A detailed report by Elsie of the work that was undertaken here to improve the situation, included organisation of libraries, sewing rooms, carpenter shops, wash rooms, common rooms, ‘Kinderhort’ for children of all ages, and camp committees. It provides examples of the supplies distributed in the camps including 9000 tablets of soap, 500 blankets and quilts, 2000 bars of chocolate and 1800 large packets of seeds. The report goes on to speak of Elsie’s own personal experience ‘…..I can still hear the voice of an old man saying: ‘If I did not have the responsibility for my wife, I would have put an end to it long ago’ and a young law student admitting ‘I thought I could never bring myself to beg, but when one has had nothing to eat for two days the hunger drives one to do it’.

Elsie was working under very difficult circumstances yet towards the end of the report she says of herself, when talking of the widespread distress ‘That is why I do not begrudge the large amount of time and energy I have to spend on distributing the relief supplies sent to me. In spite of the comparatively small amount available in relation to the wide area covered, it does far more good than one imagines, because of the encouragement it gives to all those who have to face this onslaught of suffering humanity…’

I have not been able to pin down the exact date that Elsie’s volunteer work ended in Germany but following her return, Elsie became the World Woman’s Christian Temperance Union Organiser for Germany, travelling to many countries in her temperance work right up to the 1980’s.

The son of Elsie’s niece shared a lovely memory of her when she returned to England to visit during this time, “…… She liked her cars and would arrive in German registered vehicles. She took us for a drive one time in this new Ford Taunus Sport and it was amazing as it was left hand drive, was fast and had a button in the floor that when she pressed it with her foot it sprayed water onto the windscreen.
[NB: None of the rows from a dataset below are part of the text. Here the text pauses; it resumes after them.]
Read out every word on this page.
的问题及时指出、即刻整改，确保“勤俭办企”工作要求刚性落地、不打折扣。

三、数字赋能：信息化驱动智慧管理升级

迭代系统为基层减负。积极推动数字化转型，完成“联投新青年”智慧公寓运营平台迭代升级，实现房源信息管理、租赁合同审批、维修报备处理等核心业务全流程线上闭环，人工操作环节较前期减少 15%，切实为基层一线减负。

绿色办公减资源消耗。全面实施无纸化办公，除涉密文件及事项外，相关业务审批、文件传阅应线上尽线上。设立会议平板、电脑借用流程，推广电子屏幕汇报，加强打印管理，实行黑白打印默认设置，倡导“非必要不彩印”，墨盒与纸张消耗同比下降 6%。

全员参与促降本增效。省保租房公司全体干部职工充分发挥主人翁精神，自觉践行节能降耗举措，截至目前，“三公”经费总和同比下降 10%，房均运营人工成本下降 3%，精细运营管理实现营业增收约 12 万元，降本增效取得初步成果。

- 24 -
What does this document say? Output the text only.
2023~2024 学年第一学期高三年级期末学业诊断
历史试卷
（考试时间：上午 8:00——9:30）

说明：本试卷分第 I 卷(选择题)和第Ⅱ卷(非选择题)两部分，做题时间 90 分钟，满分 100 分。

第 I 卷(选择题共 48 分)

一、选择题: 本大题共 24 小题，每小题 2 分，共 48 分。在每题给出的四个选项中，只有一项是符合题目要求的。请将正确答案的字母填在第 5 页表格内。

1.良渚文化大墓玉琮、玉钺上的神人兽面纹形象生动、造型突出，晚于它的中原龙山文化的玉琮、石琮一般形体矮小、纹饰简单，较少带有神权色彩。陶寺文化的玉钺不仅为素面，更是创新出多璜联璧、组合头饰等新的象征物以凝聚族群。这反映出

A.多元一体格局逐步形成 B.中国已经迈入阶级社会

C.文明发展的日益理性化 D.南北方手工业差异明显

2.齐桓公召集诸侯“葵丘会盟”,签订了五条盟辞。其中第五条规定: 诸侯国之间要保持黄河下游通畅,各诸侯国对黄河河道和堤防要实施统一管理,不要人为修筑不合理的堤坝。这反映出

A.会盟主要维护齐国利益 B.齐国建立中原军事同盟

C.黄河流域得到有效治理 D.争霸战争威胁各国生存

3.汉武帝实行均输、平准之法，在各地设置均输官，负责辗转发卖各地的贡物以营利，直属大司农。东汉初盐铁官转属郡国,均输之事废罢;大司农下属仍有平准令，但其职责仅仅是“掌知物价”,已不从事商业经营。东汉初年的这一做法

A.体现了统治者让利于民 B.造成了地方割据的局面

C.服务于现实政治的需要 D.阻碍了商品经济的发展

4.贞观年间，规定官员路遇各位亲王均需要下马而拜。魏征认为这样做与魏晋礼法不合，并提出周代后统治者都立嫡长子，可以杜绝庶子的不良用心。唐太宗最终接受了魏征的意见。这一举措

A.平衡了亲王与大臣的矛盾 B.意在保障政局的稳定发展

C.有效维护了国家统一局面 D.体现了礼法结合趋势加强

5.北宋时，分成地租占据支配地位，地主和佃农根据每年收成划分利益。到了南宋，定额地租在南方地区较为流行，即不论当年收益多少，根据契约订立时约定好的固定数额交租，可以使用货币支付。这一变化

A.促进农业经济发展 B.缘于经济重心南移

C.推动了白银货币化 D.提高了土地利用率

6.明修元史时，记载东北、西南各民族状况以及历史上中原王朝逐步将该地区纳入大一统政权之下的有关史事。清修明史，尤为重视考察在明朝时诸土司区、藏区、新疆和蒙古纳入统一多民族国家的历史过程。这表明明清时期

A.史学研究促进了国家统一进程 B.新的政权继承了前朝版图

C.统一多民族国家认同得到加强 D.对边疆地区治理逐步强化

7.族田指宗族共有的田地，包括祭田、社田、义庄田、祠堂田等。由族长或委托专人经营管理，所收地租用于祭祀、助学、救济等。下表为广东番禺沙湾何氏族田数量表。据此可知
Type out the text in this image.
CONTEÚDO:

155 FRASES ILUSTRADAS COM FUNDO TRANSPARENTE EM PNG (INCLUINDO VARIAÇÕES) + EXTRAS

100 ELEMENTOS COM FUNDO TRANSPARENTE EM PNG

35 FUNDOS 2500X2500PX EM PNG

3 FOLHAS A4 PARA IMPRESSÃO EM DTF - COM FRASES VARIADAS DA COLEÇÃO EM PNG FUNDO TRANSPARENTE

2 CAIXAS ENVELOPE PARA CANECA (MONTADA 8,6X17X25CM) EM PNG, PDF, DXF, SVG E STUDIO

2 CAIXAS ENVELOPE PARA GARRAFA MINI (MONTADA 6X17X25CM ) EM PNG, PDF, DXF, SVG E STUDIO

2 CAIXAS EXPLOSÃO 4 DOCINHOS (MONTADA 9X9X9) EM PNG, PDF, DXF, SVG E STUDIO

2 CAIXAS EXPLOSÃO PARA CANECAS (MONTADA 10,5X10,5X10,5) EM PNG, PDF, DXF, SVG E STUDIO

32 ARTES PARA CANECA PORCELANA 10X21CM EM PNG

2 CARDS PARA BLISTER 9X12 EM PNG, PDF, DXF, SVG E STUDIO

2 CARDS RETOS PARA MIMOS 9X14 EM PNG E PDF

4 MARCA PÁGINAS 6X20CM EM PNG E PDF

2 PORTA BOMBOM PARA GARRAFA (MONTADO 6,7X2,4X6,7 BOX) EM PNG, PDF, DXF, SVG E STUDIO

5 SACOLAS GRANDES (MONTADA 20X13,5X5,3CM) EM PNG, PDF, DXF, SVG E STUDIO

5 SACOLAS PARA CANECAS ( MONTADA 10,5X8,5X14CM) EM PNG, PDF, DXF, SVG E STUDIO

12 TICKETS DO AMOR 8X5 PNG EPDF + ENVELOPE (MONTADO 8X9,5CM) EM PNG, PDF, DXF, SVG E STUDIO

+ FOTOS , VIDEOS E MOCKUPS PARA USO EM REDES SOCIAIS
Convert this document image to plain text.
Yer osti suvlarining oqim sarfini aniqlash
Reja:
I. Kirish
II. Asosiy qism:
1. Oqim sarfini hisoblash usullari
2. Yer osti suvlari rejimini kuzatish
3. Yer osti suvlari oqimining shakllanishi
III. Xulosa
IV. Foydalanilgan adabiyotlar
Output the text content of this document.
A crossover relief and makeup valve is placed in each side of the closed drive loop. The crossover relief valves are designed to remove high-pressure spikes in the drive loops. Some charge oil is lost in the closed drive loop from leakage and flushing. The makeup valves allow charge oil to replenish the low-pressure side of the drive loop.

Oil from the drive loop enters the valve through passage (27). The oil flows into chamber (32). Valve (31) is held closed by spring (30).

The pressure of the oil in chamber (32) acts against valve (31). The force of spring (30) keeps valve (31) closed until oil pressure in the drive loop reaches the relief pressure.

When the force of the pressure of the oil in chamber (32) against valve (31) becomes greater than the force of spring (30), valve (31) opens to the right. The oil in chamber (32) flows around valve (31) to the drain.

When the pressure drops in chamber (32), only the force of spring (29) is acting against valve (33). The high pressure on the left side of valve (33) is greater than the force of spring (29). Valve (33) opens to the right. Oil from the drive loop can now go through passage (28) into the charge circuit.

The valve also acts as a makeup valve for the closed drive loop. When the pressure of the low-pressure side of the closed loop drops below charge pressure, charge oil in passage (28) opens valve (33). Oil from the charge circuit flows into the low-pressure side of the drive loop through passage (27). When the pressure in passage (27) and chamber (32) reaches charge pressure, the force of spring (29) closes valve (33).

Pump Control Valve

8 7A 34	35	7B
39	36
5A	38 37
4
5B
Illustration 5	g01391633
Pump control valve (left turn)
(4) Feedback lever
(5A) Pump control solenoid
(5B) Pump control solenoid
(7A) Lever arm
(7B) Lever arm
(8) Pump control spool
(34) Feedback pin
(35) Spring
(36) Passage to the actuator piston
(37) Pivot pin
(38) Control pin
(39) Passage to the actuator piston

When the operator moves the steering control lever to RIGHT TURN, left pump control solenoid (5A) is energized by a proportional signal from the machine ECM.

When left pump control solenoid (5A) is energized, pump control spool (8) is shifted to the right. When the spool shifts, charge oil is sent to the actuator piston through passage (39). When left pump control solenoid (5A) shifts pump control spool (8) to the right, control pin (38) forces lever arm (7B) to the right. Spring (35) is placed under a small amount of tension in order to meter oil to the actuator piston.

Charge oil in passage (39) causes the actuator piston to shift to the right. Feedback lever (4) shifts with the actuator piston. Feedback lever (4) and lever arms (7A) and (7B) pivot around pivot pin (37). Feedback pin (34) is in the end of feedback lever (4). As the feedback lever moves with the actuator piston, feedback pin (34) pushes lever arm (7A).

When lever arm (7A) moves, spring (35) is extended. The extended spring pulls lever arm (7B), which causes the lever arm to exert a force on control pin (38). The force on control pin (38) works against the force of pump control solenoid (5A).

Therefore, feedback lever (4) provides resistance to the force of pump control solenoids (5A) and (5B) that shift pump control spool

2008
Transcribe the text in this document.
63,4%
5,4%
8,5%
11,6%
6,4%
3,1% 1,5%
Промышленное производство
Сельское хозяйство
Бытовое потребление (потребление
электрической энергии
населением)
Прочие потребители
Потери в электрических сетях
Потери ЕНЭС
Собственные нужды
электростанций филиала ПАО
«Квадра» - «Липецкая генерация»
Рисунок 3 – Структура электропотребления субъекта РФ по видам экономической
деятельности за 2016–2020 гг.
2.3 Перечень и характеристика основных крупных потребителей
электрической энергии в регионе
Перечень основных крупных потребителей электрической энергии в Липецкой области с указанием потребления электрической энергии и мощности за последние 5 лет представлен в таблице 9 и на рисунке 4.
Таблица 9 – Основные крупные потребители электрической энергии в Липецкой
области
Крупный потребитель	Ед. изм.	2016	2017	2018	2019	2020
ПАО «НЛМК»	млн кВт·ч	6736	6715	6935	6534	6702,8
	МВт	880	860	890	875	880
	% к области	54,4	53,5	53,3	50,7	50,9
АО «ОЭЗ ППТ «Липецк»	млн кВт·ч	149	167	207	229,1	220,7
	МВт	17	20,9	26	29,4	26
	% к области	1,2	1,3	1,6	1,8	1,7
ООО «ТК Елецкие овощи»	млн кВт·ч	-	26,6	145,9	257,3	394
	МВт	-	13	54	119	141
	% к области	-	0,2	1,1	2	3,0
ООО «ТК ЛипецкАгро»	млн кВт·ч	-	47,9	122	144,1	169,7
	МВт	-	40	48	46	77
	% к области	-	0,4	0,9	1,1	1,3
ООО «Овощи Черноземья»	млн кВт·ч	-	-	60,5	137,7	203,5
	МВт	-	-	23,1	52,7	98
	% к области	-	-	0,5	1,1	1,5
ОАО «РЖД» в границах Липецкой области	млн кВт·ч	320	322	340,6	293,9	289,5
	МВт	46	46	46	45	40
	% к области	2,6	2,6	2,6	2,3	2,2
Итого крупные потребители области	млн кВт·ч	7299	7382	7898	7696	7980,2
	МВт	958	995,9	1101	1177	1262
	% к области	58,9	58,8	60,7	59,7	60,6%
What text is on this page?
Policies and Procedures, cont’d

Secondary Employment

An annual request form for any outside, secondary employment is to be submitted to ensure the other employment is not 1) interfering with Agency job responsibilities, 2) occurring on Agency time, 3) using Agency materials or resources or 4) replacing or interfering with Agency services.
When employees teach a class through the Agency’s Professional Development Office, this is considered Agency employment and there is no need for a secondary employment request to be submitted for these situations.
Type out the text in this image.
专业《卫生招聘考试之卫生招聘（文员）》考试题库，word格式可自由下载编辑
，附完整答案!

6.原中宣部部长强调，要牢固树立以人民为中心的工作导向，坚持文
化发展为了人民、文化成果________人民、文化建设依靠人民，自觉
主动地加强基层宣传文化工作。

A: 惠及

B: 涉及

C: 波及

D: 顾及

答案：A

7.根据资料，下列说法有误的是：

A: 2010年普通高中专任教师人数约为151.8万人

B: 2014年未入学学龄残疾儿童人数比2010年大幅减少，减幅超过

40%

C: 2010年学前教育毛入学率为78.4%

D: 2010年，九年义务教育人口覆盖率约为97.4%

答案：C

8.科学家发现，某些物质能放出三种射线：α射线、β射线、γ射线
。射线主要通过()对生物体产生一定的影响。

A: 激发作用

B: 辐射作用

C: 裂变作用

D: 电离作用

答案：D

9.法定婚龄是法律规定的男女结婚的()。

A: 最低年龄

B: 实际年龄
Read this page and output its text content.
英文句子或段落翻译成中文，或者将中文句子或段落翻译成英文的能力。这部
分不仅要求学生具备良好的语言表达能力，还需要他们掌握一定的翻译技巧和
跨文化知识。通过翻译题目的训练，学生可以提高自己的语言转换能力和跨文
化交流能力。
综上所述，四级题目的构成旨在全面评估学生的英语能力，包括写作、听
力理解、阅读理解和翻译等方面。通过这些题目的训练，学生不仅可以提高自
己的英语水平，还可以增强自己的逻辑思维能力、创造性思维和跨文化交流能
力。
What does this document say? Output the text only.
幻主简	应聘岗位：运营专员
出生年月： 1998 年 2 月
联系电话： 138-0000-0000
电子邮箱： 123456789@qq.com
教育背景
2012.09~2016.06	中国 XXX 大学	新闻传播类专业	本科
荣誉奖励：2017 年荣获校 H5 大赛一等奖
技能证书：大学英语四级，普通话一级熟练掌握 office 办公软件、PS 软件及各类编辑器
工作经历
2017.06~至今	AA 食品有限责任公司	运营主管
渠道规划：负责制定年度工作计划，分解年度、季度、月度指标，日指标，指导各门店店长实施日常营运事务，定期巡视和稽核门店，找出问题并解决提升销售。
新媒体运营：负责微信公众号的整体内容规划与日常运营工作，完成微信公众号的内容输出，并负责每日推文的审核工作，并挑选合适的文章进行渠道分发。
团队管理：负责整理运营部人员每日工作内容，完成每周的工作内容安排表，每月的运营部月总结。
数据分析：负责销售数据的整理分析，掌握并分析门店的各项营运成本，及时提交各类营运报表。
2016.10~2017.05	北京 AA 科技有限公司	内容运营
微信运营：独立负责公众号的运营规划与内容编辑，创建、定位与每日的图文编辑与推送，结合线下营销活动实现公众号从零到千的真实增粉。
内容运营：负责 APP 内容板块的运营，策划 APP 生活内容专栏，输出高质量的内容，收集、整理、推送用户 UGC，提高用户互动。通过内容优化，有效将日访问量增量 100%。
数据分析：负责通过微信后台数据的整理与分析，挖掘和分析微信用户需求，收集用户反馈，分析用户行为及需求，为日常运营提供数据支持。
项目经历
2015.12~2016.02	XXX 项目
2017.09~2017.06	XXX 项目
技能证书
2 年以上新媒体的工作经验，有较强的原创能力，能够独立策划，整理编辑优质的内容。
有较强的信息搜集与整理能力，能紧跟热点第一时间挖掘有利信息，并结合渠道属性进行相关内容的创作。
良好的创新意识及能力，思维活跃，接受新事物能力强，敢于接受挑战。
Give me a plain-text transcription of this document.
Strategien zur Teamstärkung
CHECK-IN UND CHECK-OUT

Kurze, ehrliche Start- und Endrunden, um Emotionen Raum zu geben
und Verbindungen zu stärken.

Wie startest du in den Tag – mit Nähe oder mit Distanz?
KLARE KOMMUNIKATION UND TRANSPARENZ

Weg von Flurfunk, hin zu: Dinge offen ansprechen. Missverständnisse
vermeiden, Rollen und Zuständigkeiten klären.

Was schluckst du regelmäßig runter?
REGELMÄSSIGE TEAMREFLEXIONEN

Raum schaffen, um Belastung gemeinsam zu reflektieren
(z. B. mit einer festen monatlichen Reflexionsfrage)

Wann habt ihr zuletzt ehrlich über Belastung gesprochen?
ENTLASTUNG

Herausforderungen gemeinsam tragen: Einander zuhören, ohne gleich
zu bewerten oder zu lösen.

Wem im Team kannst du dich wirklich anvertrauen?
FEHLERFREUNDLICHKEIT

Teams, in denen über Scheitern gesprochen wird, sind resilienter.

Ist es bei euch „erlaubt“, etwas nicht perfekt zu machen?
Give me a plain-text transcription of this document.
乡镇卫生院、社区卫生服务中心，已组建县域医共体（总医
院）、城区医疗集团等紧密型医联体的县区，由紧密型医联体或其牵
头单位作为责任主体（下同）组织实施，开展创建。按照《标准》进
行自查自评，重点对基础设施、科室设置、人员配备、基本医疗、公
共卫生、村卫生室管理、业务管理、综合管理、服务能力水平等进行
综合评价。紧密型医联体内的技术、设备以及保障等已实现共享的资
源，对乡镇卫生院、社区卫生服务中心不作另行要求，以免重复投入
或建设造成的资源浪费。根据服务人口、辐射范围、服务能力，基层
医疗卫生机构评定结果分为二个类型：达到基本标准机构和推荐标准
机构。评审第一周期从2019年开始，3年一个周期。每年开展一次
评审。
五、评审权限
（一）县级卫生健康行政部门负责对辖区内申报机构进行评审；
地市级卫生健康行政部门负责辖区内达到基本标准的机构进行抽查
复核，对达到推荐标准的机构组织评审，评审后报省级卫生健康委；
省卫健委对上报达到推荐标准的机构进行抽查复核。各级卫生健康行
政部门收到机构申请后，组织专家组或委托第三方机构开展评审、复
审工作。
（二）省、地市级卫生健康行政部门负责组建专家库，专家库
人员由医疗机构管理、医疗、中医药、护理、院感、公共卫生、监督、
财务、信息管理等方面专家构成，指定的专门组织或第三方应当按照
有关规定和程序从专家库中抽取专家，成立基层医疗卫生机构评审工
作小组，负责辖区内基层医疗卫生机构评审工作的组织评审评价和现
Nothing like it in the UK at the time. She had a robust organising character. There was this story about how she had driven through the Mersey tunnel and changed lanes several times [ which you are not supposed to do ] and the Police pulled her over. As she spoke German and her car was German registered – she never went into English and so they let her go due to thinking she was a German national who could not understand them. She told us this story with glee.” This is a lovely glimpse into her personality.

In the late 1960’s one of her reports lists the countries she has visited including Germany, England, Switzerland, Austria, Greece, Yugoslavia, Czechoslovakia and Hungary in the service and witness of Total Abstinence! One of the last reports of Elsie’s that we hold from 1982 states….”During this period I have addressed 112 groups, travelled approximately 6200 miles and written 103 letters”. Her continued energy and dedication are to be admired!

In the conclusion of her last report as European Organiser in the 1980’s she writes ‘……I am grateful that I have had the health and strength throughout the years, enabling me to do this work, but now, after 30 years’ service, I feel that the time has come for me to retire from full time service, although never from the ideals and need for White Ribbon witness, and anything I can do to serve, I will be happy to do so.’

Elsie died in October 1999 in Hertfordshire, and I think that it is fair to say that Elsie’s dedication to her temperance ideals and helping others, never wavered throughout her long life. It has been a pleasure to find out more about Elsie’s life’s work, especially during the war. She must have made such a positive impact on so many lives during those difficult war years and beyond, and we are very happy to remember and share some of her story here.